The history of deep-sea submersibles started with Dr William Beebe’s Bathysphere in the early 1930s. The craft was used for four years off Bermuda and dived to a depth of over 90 ft (30 m). Since then submersibles have been used in a variety of fields: oceanography, ocean engineering (the oil industry, ocean salvage), archaeology and fisheries.
Bathyspheres were tethered to the mother ship, so they were not very maneuverable. In the late 1940s Auguste Piccard developed the bathyscaphe. The name is derived from two Greek words, bathys, meaning deep, and scaphos, meaning ship. Piccard’s craft allowed the crew to descend several miles beneath the sea in a free-swimming vessel.
Deep-sea submersibles came of age in 1960 when the bathyscaphe Trieste descended to 35,000 ft (10,668 m) into the Marianas Trench in the Pacific Ocean, the world’s deepest water. The design concept of the bathyscaphe has been the basis for all succeeding manned submersibles.
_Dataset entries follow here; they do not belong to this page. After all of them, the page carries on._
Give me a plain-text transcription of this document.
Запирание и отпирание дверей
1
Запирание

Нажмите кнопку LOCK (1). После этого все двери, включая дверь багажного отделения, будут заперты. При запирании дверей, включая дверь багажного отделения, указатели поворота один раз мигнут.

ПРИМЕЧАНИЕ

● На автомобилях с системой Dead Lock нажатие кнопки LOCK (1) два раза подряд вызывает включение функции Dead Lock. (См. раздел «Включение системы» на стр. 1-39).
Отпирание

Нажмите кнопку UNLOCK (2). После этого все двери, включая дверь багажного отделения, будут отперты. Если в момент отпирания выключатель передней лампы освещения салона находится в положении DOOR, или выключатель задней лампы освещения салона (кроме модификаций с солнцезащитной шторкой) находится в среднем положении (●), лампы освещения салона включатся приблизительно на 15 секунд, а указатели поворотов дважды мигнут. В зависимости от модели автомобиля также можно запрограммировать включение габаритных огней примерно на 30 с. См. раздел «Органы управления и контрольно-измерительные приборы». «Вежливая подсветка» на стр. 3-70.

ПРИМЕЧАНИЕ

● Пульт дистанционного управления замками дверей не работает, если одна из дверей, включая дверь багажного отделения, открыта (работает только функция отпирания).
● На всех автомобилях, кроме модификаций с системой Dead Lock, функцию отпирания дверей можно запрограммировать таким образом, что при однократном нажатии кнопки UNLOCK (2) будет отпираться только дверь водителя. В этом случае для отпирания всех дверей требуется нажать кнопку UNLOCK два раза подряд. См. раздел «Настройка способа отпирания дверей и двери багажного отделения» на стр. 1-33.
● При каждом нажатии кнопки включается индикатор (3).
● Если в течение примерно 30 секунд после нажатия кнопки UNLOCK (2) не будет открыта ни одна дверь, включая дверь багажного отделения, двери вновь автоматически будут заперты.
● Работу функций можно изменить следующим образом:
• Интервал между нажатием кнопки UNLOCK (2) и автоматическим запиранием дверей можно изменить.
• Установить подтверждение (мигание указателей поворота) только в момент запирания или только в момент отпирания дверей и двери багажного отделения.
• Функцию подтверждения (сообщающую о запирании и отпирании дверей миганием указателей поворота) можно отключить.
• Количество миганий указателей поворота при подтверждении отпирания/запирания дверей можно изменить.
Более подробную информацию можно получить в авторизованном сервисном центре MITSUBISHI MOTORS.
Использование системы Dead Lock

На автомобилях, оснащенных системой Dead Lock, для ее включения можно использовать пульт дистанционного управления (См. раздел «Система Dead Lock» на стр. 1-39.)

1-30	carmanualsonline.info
The Trieste was followed by a series of other craft. The U.S. Navy built the DSRV (Deep Submergence Rescue Vessel), which can dive to more than 5000 ft (1525 m) and rescue 24 people on each dive.
Another U.S. Navy vessel is the DSSV (Deep Submergence Search Vessel). The NR1 is the world’s first nuclear-powered vessel designed for peaceful purposes – it can dive to depths of 20,000 ft (6100 m).